What type of sequence is this?
2 , 3, 5, 8, 12
Arithmetic, geometric or neither
it definitely not an arithemetic progression nor a geometric progression
take the come difference of an
Ap and the ratio of a G.P
Ap=3-2=1
gp=3/2
Ap=5-3=2
Gp=5/3
does it make any sense.....aren't they supose to yield the same result?????.
Neither arithmetic nor geometric,
but there is a nice pattern.
We can write it as a recursive formula.
term(n) = term(n-1) + n, n>1, term(1) = 2
Neither. Each number in the sequence is obtained by adding 1,2,3,4. So,
2 + 1 = 3
3 + 2 = 5
5 + 3 = 8
8 + 4 = 12
To determine the type of sequence, we need to check if there is a common difference between consecutive terms (arithmetic sequence) or if there is a common ratio between consecutive terms (geometric sequence).
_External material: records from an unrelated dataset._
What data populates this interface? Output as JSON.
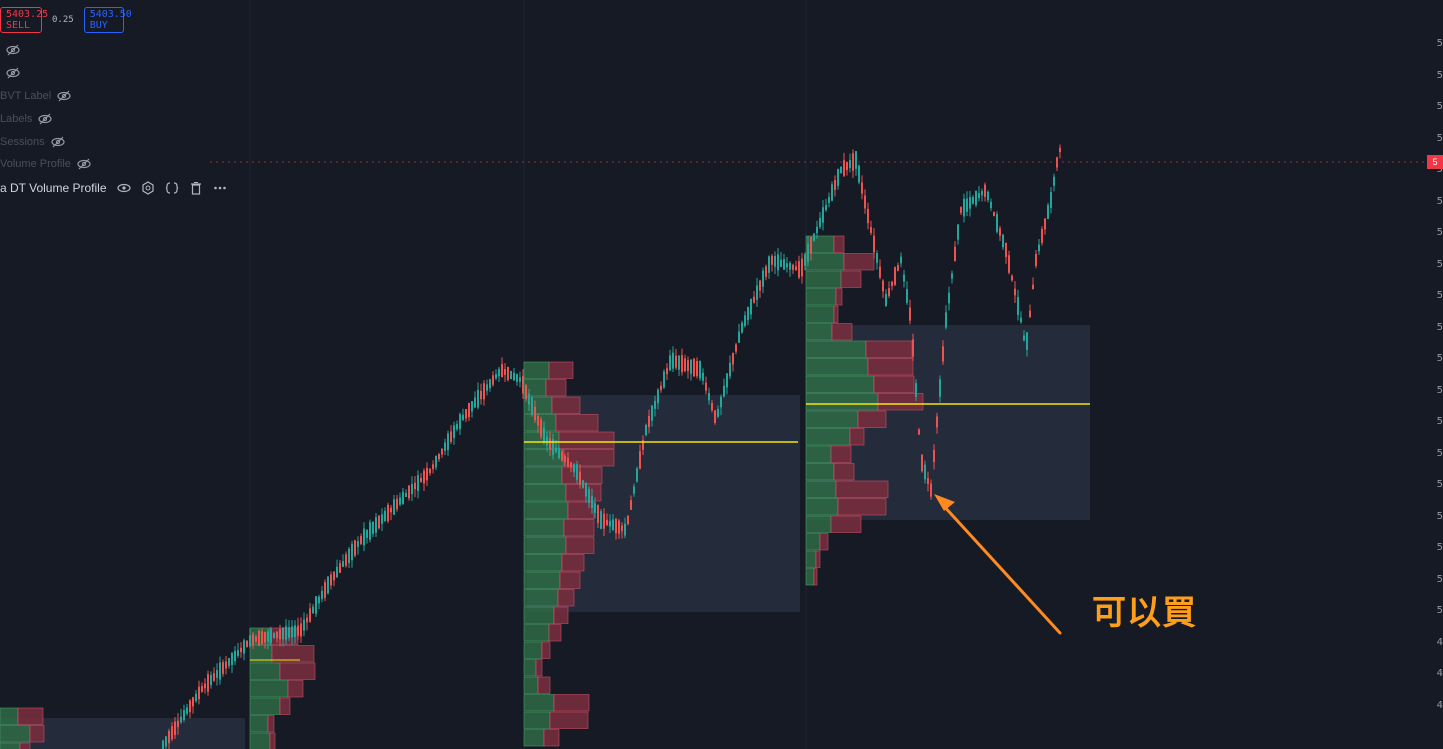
{
  "toolbar": {
    "sell_price": "5403.25",
    "sell_label": "SELL",
    "spread": "0.25",
    "buy_price": "5403.50",
    "buy_label": "BUY"
  },
  "indicators": [
    {
      "label": ""
    },
    {
      "label": ""
    },
    {
      "label": "BVT Label"
    },
    {
      "label": "Labels"
    },
    {
      "label": "Sessions"
    },
    {
      "label": "Volume Profile"
    }
  ],
  "volume_profile": {
    "label": "a DT Volume Profile",
    "icons": [
      "eye-icon",
      "settings-icon",
      "source-code-icon",
      "trash-icon",
      "more-icon"
    ]
  },
  "annotation": {
    "text": "可以買",
    "color": "#ff9e1b"
  },
  "colors": {
    "background": "#161a25",
    "bull": "#26a69a",
    "bear": "#ef5350",
    "poc": "#f5e50a",
    "value_area": "#2a3142",
    "arrow": "#ff8a1f"
  },
  "chart_data": {
    "type": "candlestick",
    "description": "Price candles with session volume profiles (POC yellow lines, value area shaded). Price axis labels cropped at right edge.",
    "x_axis_labels": [],
    "y_axis_labels": [
      "5",
      "5",
      "5",
      "5",
      "5",
      "5",
      "5",
      "5",
      "5",
      "5",
      "5",
      "5",
      "5",
      "5",
      "5",
      "5",
      "5",
      "5",
      "5",
      "4",
      "4",
      "4"
    ],
    "current_price_label": "5",
    "trend": "uptrend",
    "profiles": [
      {
        "session": 1,
        "poc": "near top"
      },
      {
        "session": 2,
        "poc": "mid"
      },
      {
        "session": 3,
        "poc": "mid"
      },
      {
        "session": 4,
        "poc": "upper"
      }
    ]
  }
}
To check for an arithmetic sequence, we look for a consistent difference between the terms. Let's find the differences between the consecutive terms:
3 - 2 = 1
5 - 3 = 2
8 - 5 = 3
12 - 8 = 4
The differences are not constant, so it is not an arithmetic sequence.
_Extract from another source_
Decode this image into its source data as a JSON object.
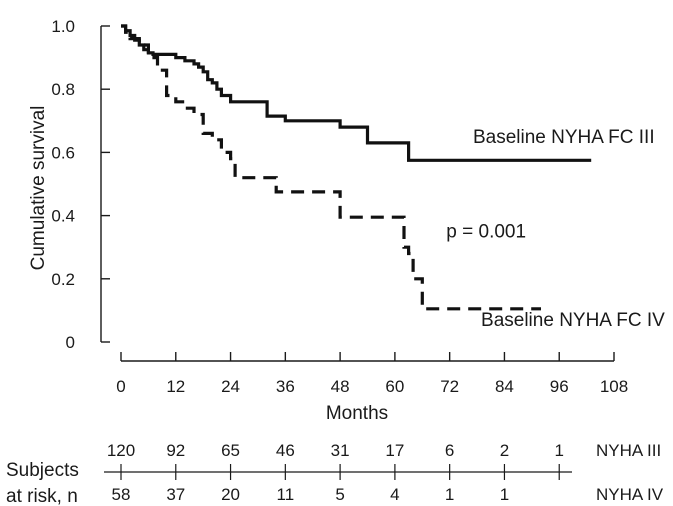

Now let's check for a geometric sequence by calculating the ratios between consecutive terms:
3 / 2 = 1.5
5 / 3 ≈ 1.67
8 / 5 = 1.6
12 / 8 = 1.5
The ratios are not constant either, so it is not a geometric sequence.
Therefore, based on the given terms, the sequence 2, 3, 5, 8, 12 is neither an arithmetic nor a geometric sequence.